All were in Wisconsin, with many located between Madison and Milwaukee. A cluster was in northern Minnesota, which was explained by a fishing trip Callie had taken with her sister and father in early July. Only one, Ethan noted as he reviewed the list, had originated in Chicago. It was made on Thursday, July 16, 2015 at 10:00 a.m. Two days before she disappeared. The number Callie had called was the prepaid Samsung.
Ethan dialed Pete Kramer’s number.
He picked up on the first ring.
“Hey, I’m reviewing Callie Jones’s phone records, and I think I came across something.
What can you tell me about the unidentified number that showed up in Callie’s caller log?”
“We looked pretty hard at the phone,”
Pete said.
“Our tech guys were able to identify that calls and texts were made between the two numbers—Callie’s and the burner phone.”
“I don’t see any transcripts of the text messages.”
“That’s because we were never able to recover them.
My guys believe Callie used an encrypted texting app that automatically deleted the text threads after she sent them.
They found footprints of text threads but nothing more.
It was a dead end.
Why? You find something?”
“Maybe.
I see a single call from Callie’s phone to the burner number that pinged a Chicago cell tower on July 16.”
“Yeah, we saw that, too,”
Pete said, reciting the case from memory.
“The call was made from Callie’s phone to the burner phone, but it never led anywhere.
The burner was a bust, we never found it.”
Ethan wasn’t ready to mention that the prepaid phone the DCI had been unable to locate ten years ago was now resting on his desk.

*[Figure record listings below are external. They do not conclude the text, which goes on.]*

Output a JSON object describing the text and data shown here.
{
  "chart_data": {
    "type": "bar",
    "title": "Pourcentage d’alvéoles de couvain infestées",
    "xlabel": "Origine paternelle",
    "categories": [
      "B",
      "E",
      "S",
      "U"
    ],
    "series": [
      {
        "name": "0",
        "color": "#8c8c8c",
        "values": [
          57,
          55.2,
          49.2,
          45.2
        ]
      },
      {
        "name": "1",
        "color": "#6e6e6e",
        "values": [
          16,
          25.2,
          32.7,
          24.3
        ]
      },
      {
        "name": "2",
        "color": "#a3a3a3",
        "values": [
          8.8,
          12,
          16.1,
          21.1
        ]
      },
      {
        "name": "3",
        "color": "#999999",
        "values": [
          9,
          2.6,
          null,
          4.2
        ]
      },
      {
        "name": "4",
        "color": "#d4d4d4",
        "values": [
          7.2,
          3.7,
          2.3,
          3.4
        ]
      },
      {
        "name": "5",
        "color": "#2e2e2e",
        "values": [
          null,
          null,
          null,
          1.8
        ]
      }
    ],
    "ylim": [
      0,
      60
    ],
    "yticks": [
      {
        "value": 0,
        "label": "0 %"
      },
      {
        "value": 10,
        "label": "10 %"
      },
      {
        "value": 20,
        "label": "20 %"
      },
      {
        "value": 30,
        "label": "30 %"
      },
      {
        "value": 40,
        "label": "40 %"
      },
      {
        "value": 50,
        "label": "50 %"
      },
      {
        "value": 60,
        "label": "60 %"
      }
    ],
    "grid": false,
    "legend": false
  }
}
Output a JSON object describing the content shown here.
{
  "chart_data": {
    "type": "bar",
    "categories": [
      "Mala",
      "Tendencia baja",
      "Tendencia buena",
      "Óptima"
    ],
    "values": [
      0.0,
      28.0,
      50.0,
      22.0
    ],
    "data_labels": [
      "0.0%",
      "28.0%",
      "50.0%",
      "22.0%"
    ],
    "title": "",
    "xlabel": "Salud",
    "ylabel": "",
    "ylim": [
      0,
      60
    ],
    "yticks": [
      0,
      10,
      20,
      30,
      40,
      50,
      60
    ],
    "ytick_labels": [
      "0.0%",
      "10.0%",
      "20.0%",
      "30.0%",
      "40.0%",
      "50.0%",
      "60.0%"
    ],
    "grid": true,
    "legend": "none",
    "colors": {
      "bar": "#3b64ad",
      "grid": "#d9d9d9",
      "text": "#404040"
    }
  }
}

Mostly because he wasn’t prepared to explain to his old partner how he’d stumbled across it.
But Ethan was curious what Callie Jones was doing in Chicago two days before she went missing.
“The girl’s phone,”
Ethan said.
“Is it still in evidence?”
“I’m sure it is.”
“Any chance I can get my hands on it?”
“E, you got something?”
“I’m not sure, but I need the girl’s phone to find out.”